Key leases for the Energy Corridor were BP Amoco’s 65,391-sf spot at Three Westlake Park; Aker Group’s 48,954 sf at Woodbranch Plaza II; and the CoFlexip and Akor lease of 47,486 sf at Woodbranch Plaza I.

Energy Corridor rent hiked 6 cents per sf for class A space, taking the bottom line to $24.21 per sf and making it the highest rental rate of the suburban markets. The submarket is bearing an 8.3% vacancy, which is the lowest since fourth quarter 1998. Criner credits the strength of energy and engineering firms with the submarket’s vibrancy in the last quarter.
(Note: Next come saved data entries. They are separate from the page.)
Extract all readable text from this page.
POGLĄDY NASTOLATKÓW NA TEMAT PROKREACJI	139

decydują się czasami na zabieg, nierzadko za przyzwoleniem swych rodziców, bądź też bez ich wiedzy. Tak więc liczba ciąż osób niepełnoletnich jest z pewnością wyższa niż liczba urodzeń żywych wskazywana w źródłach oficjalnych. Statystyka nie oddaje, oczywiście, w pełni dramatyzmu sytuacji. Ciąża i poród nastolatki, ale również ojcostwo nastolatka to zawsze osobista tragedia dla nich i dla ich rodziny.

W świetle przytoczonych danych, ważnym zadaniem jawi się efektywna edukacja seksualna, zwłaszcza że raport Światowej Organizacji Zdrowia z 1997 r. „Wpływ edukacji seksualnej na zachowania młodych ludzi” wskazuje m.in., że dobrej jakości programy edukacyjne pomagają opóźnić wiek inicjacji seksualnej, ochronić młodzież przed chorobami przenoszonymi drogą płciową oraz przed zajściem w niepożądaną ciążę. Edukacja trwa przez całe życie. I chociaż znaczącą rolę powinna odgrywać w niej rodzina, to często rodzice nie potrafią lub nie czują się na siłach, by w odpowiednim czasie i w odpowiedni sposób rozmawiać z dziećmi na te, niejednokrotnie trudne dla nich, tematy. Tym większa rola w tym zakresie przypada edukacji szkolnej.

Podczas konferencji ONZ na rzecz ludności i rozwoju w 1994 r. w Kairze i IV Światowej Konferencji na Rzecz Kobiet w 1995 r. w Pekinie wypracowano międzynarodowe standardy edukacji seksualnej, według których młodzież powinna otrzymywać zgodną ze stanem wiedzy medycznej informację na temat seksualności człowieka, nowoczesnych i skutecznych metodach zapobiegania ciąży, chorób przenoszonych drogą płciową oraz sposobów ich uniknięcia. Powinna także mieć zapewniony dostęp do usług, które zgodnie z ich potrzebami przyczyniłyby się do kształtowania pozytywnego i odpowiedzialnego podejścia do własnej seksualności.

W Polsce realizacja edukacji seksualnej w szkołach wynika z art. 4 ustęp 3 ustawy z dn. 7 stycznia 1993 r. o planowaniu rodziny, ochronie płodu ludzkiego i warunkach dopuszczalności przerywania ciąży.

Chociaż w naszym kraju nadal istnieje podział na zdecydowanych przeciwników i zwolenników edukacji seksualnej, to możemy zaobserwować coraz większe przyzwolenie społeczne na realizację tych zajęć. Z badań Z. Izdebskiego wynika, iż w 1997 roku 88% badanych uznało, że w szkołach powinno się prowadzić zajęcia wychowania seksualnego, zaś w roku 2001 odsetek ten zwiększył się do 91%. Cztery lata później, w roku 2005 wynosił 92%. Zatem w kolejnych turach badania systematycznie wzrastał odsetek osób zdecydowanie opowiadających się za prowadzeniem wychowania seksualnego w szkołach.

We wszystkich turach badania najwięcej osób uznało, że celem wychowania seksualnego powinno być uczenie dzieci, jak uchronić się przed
The CBD still needs to take heed of market conditions, says Criner, who issued another warning about its negative absorption. Rental rates have jumped 15% in the past two years. It can’t continue, Criner says, particularly as more companies opt for suburban product. Third quarter rent averages $27.21 per sf for class A, while the CBD is reflecting an average of $17.71 per sf for all three of its classes. Meanwhile, the CBD is bearing the burden of an 8.9% vacancy rate.

The coming years will bring 2.4 million sf to market in the CBD as its giant tenants head to new facilities. The relocations could further weaken the downtown market. “Citywide we’ve avoided overbuilding,” he says, “but a cyclical downturn in demand is an increasingly likely prospect–and downtown could be vulnerable.